Provenance documentation

Provenance documentation:#

Provenance documentation of (automated) SOP steps is required to enable reusability of data and validity checks. Provenance information needs to document the agent, entities and activities and should facilitate reproducibility but mainly document execution steps rather than enable the fully-automated re-execution which would further require the automated setup of the software environment (e.g. through Docker). Provenance of individual SOP steps should be recorded in a machine-readable fashion (e.g. in a JSON file). The w3-prov standard defines how provenance information can be stored, however this format is rather complex and was defined at a time when FAIRness was not around. At present, we know of no ideal provenance format but of course the prerequisites that the actors, activities and entities of the provenance workflow should be recorded remains true.

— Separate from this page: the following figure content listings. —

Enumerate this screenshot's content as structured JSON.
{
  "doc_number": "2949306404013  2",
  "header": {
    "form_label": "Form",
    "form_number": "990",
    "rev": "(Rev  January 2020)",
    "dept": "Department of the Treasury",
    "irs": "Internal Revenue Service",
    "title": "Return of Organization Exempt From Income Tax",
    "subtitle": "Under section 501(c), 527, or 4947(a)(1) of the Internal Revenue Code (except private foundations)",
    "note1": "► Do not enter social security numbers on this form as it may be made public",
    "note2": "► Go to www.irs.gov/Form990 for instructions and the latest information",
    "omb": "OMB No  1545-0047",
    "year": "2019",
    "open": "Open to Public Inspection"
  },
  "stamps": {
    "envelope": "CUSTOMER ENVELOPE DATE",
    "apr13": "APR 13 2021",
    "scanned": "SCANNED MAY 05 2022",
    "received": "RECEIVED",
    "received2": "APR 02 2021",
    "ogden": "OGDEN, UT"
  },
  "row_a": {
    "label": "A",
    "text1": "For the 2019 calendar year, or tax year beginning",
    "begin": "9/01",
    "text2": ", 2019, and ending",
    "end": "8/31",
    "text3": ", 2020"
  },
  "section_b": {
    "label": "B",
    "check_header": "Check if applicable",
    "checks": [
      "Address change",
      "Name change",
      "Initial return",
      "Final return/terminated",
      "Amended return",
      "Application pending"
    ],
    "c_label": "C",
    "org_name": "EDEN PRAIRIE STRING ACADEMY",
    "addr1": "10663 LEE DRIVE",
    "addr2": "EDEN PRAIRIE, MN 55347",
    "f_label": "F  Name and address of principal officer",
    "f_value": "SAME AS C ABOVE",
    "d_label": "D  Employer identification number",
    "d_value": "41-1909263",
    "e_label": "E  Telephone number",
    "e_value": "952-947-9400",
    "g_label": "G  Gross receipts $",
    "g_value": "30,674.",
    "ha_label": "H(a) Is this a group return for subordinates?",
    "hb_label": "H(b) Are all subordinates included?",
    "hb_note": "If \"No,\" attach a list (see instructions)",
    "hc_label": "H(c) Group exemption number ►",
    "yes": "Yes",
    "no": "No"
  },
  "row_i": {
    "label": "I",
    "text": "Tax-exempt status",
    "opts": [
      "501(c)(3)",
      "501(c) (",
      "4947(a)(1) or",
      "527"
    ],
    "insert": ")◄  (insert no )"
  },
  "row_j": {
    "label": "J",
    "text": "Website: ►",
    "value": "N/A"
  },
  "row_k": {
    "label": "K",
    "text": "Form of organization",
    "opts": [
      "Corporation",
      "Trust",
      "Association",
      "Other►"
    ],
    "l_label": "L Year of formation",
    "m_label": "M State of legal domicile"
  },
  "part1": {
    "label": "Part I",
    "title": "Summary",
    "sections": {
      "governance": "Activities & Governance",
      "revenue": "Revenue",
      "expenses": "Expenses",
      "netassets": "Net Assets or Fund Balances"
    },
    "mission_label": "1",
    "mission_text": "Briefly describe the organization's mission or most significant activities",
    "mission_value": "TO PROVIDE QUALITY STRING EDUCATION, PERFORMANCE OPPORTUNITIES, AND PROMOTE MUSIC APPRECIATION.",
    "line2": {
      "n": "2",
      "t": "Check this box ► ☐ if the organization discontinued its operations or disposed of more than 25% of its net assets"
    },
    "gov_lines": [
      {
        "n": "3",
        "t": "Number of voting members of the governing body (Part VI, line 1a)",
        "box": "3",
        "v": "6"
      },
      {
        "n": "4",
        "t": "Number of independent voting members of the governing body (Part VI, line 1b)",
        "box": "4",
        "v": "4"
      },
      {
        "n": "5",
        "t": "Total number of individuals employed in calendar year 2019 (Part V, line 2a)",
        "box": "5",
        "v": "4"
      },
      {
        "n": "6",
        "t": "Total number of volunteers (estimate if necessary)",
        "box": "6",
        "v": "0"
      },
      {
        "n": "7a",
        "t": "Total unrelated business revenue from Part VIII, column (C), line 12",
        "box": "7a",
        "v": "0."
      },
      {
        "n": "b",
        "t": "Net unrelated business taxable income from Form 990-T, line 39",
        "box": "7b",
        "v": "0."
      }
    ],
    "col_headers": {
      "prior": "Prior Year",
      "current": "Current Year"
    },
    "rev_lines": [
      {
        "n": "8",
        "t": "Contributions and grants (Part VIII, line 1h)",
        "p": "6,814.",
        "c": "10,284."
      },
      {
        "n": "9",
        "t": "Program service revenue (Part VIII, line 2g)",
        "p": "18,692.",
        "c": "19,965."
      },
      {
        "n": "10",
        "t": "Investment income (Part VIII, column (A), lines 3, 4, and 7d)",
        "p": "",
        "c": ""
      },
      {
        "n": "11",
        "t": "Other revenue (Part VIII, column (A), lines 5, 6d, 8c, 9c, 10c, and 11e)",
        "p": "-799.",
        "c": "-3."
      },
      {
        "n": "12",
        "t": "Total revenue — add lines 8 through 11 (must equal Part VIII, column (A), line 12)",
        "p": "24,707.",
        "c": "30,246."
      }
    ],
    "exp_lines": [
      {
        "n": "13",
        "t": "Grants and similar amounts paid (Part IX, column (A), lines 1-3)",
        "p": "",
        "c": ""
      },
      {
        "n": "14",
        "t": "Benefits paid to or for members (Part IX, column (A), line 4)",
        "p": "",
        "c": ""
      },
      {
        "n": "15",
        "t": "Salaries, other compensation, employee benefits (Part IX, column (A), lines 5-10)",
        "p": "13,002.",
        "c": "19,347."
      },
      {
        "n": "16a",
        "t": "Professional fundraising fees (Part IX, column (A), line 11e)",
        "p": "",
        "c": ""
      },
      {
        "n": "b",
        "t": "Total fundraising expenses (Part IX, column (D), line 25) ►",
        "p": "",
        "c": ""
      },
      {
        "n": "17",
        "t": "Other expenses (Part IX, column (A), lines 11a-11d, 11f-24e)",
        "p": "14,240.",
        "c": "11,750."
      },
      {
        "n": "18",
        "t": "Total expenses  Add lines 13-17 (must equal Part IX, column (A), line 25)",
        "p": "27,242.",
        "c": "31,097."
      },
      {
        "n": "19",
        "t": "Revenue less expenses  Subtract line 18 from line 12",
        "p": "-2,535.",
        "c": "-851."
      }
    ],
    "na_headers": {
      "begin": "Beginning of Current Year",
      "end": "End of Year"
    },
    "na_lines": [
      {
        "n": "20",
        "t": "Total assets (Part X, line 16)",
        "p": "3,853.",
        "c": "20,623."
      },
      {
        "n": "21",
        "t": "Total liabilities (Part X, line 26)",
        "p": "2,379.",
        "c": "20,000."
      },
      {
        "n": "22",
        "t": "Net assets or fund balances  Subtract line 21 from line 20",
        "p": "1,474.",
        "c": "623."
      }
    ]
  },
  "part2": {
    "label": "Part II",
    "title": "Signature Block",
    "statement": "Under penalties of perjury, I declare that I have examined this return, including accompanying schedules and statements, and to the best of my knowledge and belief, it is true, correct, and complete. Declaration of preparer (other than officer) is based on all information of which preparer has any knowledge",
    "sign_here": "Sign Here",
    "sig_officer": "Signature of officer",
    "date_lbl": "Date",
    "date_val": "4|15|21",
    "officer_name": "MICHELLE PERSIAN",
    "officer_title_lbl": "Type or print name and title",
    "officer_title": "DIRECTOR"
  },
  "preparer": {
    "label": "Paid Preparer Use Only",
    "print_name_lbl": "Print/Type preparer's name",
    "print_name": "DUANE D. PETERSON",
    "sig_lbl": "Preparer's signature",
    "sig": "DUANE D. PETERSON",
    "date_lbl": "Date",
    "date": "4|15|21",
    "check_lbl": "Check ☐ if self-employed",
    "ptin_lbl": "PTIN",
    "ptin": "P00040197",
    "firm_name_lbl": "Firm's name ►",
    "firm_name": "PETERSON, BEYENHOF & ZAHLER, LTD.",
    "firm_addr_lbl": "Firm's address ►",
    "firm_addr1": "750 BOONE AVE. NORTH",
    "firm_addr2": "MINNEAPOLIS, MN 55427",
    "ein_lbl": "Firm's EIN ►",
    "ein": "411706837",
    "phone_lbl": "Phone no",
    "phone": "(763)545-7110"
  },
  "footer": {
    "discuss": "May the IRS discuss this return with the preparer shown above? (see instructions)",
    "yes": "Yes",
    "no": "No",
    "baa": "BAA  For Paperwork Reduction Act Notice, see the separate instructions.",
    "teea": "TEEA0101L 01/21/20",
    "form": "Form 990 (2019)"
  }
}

One possibility for FAIR marine images is to use the image-provenance field and/or to store an additional machine-readable provenance file next to the image data. Such a file could look like this:

{
    "provenance":
        "executables": [
            {
                "name": <executable name>
                "version": <version string of executable>
                "parameters": [
                    {
                        "name": <param-x_name>
                        "value": <param-x_value>
                        "hash": <md5 hash of file at <param-x_value> (optional, only for files)>
                    },
                    {
                        "name": <param-y_name>
                        "value": <param-y_value>
                    }]
                "log": all the logging information from the executable
                "hashes": null
                "time": <time of execution: in utc, human-readable, with milliseconds (%Y%m%d %H:%M:%S.%f)>
            },
            {
                ...
                "parameter":
                ...
                "log":
                ...
                "hashes": <md5 hashes of previous provenance file>
                "time": ...
            }
        }
    }
}

When working with the folder structure place this file at: /<volume>/<project>/<event>/<sensor>/protocol/<event>_<sensor>_provenance-<executable name>-<datetime>.json

In case an additional processing step applied to a entity, the additional provenance information shall be appended to the provenance file of the entities’ creation. Together with the SHA256 hash of the previous provenance file, a blockchain-like behaviour is enabled.